No need to dispatch a certified specialist to install and configure a proprietary box.

No need to maintain and troubleshoot a rack full of individual, cable-connected firewalls, routers, probes and other boxes.

No waiting for a new device shipping internationally to clear customs, or worse, arrive damaged and unusable.

For all its benefits, the reality of this flavor of virtualisation has been slow in coming.

Just a few network operators have managed services replacing the pizza box to date, and business buyers are still early adopters.

AT&T has a service called Flexware; Verizon offers a similar service called Virtual Network Services; and a company called Masergy has a service known as f(n).

Many other service providers have similar concepts as works in progress.

If it’s so great, why the slow start?

While it’s (mostly) unintentional, network vendors share some blame.

Vendors do sell software applications today that run in standard environments.

But if two or more vendors’ software applications share one box, things quickly get complicated.

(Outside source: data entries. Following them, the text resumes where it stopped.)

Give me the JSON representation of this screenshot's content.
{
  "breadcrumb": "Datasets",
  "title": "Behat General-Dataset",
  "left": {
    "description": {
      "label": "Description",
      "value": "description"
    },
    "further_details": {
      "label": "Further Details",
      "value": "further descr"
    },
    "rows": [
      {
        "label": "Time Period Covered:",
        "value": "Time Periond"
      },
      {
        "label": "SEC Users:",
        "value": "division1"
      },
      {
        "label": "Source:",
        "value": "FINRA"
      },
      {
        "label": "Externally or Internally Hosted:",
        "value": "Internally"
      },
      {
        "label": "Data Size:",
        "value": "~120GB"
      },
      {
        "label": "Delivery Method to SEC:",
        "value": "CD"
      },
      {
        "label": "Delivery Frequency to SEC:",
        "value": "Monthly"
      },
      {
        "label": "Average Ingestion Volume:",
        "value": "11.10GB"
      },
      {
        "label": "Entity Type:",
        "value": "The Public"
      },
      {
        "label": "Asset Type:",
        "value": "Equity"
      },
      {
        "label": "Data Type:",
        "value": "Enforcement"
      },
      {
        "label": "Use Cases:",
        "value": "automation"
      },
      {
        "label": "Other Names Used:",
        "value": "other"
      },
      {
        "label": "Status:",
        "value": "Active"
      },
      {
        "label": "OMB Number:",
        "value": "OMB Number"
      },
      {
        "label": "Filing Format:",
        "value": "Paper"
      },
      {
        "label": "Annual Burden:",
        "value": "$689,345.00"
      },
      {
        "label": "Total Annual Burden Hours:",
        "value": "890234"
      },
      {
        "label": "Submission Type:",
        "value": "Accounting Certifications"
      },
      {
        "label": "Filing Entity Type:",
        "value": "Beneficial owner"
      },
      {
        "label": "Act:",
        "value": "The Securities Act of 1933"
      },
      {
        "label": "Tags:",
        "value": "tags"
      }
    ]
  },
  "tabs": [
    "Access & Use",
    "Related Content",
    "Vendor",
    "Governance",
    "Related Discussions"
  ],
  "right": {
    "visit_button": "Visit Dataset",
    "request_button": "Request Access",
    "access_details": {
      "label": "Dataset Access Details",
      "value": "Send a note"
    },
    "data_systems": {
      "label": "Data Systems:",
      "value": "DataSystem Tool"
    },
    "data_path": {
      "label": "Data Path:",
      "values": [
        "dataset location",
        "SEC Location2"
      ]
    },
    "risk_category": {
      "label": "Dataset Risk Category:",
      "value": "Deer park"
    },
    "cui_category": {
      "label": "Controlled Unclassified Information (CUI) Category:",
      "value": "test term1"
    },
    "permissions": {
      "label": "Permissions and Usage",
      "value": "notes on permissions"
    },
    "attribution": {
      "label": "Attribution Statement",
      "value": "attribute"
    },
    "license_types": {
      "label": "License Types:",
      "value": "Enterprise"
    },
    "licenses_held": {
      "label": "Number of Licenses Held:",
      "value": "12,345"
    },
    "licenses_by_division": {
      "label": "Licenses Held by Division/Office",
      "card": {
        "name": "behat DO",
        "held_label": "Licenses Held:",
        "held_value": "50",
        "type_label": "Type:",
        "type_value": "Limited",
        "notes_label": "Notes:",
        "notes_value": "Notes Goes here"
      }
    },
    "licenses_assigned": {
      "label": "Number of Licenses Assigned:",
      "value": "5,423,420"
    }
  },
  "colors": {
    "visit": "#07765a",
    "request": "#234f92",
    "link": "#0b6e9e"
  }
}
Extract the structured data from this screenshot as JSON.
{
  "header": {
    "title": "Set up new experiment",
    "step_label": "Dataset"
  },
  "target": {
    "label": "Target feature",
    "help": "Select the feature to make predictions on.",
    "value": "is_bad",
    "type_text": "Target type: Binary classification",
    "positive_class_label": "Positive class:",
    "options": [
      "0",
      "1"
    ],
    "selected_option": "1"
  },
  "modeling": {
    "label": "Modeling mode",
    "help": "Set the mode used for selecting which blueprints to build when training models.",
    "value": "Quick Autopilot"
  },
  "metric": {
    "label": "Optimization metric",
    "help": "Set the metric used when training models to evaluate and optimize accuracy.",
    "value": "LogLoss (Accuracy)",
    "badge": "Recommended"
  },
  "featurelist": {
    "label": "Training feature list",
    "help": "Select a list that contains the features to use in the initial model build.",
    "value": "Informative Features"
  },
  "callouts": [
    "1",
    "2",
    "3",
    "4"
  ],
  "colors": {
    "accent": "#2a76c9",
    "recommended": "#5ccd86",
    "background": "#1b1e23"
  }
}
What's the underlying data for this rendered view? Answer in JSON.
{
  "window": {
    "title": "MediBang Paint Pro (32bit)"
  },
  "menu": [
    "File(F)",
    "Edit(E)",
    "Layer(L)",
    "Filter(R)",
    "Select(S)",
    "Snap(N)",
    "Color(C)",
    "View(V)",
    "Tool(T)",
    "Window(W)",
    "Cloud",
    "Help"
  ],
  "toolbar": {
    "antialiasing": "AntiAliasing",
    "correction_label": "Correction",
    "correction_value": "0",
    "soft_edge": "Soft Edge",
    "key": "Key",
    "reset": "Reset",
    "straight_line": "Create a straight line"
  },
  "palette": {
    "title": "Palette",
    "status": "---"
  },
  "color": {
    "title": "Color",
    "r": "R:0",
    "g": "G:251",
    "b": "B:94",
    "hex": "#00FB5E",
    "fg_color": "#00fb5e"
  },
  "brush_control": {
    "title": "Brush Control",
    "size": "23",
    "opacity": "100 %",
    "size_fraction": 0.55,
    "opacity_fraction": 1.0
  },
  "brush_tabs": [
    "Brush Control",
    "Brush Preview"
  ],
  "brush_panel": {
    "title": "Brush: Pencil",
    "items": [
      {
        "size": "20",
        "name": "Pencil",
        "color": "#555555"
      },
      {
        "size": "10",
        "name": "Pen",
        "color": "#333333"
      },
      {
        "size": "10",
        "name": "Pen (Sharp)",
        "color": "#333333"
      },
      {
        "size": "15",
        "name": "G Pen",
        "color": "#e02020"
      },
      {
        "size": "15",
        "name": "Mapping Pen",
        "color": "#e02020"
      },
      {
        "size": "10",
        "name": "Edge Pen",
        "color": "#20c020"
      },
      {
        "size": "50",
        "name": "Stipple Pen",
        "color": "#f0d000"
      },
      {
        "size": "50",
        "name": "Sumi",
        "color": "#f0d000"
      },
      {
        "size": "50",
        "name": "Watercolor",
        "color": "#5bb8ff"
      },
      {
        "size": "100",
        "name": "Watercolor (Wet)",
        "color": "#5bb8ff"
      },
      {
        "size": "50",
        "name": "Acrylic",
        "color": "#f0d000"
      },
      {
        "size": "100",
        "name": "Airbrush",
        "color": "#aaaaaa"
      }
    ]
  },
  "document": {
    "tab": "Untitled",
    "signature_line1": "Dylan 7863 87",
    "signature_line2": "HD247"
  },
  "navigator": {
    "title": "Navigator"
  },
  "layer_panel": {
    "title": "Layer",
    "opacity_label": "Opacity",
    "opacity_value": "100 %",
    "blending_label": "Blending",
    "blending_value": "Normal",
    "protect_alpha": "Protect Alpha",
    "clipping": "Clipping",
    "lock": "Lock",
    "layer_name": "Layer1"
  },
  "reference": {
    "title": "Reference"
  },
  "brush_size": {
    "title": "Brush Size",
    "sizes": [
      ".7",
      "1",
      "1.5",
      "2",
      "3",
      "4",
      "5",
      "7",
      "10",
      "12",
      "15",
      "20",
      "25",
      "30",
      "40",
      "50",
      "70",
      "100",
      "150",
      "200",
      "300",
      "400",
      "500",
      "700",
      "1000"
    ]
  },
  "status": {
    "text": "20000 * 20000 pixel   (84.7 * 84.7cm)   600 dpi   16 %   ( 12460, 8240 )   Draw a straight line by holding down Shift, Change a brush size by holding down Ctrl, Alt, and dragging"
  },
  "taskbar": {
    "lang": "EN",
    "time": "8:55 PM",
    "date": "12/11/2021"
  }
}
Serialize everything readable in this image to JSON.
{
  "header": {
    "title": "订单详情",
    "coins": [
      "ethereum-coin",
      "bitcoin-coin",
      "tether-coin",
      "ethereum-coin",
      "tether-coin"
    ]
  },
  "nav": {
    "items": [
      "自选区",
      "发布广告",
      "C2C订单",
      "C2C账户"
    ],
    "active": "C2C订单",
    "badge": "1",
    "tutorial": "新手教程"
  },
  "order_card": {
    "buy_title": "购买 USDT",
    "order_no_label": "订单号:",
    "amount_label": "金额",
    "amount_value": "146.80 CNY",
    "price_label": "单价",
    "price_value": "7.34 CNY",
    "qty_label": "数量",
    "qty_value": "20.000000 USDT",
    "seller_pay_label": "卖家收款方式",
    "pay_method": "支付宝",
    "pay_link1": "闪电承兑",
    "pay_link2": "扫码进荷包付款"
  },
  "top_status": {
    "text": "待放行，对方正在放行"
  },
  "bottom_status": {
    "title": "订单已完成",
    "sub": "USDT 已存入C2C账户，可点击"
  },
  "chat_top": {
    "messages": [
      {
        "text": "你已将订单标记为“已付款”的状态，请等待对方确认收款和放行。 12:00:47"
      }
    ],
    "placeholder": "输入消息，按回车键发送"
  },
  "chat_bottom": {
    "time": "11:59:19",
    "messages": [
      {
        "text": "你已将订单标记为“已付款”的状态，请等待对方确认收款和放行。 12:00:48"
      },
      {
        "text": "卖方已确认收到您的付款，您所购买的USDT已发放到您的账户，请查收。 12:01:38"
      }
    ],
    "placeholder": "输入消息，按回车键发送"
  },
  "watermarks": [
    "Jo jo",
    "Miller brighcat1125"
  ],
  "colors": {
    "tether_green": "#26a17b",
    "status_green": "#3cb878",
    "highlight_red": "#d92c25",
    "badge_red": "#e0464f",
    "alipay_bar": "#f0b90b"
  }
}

The applications need to spin up in a way that ties them together intimately.

They need to play nice with each other, and network management needs to control and coordinate all the applications as a tightly-knit unit.

How hard is that?

Well, some vendors claim they already do this.

But it’s hard enough that AT&T and Masergy built their own systems to manage their respective managed virtualisation services.

Coordinating software is hard enough that pizza box-replacing efforts are led to date by operators who see this managed services project as strategic to the business.

The move has started: Even if it’s very slow at first, that closed box on the premise is eventually going to give way to multi-vendor open systems.